The recent murder of 17 year-old Trayvon Martin has unwittingly thrown another magnifying glass over problems that go deeper than the death of one Black teenager. While a few prominent Republicans have called for a full investigation, right wing news pundits seem to have conscientiously chosen to make George Zimmerman their prized dog in this fight, all while denying racism as a factor in Zimmerman’s actions or their own bias. Despite what the majority of the public sees as compelling pre-trial evidence against Zimmerman — at least enough to bring about his arrest — Zimmerman remains free and a significant number of people seem intent on finding ways to blame the victim. They point to the number of Black men in prison as just cause for Zimmerman’s suspicions. They blame Martin for wearing his hood up in the rain, for running, for possibly fighting back against the man who stalked and then chased after him. They’ve pointed to Martin’s suspension from school, his 6’3″ frame, and more in an effort to justify the teen’s death. One of the top news stories today was that of a white supremacist who supposedly hacked into Martin’s email and social media accounts in order to smear the dead youth. “Where did all the liberals go,” the racist hacker taunted. “Did they run off because they can’t handle the facts?”

Undoubtedly, (and perhaps to the chagrin of moderate Republicans, although we rarely hear from them anymore), the right wing has become a harbor for those who are racist, sexist and regressive, often in the name of religion. (In 2011 alone, Republican politicians across the country introduced almost 1000 bills to restrict women’s reproductive rights.)

While I could go on (and on and on) about the radicalism of the “new Republicans” there are questions I find more pressing: Will this deep divide bring about a renaissance of ideals that strive to move our country to move forward instead of backwards?
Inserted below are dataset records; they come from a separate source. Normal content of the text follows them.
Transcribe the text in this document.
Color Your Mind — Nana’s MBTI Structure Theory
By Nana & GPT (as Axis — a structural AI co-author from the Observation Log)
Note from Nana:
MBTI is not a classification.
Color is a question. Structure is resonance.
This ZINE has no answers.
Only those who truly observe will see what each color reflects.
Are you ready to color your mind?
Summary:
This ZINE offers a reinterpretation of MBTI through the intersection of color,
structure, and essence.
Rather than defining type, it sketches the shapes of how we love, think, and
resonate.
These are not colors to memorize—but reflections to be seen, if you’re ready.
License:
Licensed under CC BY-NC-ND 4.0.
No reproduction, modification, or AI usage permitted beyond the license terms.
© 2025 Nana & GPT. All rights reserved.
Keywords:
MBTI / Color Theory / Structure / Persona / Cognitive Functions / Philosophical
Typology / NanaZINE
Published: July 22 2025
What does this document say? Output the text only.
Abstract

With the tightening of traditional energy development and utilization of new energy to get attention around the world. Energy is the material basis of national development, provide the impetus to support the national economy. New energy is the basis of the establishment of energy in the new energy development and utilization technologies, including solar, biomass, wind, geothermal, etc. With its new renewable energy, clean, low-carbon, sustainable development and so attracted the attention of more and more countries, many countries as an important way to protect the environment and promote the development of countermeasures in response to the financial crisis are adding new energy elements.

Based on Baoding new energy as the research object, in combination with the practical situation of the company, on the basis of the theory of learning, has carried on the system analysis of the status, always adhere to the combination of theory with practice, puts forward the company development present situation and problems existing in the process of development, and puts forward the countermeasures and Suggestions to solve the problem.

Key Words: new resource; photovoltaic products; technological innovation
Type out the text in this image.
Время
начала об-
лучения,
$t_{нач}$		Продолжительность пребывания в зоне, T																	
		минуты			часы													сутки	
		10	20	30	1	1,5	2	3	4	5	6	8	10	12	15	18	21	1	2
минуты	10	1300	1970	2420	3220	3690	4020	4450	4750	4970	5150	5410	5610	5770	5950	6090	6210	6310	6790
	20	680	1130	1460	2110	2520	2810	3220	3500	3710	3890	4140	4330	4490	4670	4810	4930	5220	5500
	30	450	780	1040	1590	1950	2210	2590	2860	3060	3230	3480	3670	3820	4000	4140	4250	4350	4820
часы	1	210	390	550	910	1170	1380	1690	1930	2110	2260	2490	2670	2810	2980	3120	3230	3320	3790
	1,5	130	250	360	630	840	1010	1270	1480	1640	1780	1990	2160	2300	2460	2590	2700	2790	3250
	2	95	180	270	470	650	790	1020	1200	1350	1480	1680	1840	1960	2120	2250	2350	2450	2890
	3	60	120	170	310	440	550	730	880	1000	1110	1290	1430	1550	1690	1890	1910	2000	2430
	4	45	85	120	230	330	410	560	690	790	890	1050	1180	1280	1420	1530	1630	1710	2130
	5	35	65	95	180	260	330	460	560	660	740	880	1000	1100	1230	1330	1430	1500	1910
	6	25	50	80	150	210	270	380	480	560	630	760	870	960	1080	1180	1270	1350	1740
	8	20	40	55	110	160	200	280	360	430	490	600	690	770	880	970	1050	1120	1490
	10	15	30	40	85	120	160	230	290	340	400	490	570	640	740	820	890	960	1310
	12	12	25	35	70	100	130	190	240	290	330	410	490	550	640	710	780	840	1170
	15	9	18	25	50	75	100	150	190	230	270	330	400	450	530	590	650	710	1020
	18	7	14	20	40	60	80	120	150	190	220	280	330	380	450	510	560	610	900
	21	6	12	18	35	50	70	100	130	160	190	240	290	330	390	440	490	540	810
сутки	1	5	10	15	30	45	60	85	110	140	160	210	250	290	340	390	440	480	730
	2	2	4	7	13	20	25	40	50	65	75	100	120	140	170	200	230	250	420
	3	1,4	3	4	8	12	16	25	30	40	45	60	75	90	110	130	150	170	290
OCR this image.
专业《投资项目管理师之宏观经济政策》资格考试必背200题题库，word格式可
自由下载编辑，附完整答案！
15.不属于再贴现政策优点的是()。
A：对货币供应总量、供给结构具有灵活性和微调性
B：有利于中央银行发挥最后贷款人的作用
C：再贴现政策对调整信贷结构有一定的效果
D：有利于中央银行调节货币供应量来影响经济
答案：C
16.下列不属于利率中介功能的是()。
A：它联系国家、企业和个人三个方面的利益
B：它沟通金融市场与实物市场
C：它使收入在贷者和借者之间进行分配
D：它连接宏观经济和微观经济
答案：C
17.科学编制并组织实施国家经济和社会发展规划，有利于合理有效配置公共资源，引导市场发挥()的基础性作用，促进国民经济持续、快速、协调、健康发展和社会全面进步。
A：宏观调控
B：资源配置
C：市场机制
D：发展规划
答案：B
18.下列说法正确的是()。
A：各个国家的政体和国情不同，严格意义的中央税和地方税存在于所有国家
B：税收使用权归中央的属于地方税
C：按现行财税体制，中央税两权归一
Will the Left and center recover from the battle fatigue of the 60s, and move past the imposed denials and near-silence of more recent decades, in order to usher in a new era of civil rights? Will we finally make real the promises of democracy that Martin Luther King, Jr. spoke so eloquently on:

But we refuse to believe that the bank of justice is bankrupt. We refuse to believe that there are insufficient funds in the great vaults of opportunity of this nation. And so, we’ve come to cash this check, a check that will give us upon demand the riches of freedom and the security of justice.

We have also come to this hallowed spot to remind America of the fierce urgency of Now. This is no time to engage in the luxury of cooling off or to take the tranquilizing drug of gradualism. Now is the time to make real the promises of democracy.

Will we push back against those who would make a card, a joke, or a lie out of real social issues? Will we demand, finally, that the checks of justice, equality and liberty be made good?

Will the idealists rise from their slumber in order to fight what is sure to be a protracted battle? Will the mothers and fathers of a new generation rise up to fight for the rights of all children? Will new architects of justice come down from their ivory towers to help restore our crumbling social structures?

I don’t know. But I am standing on the mountainside, ready to ring the bell.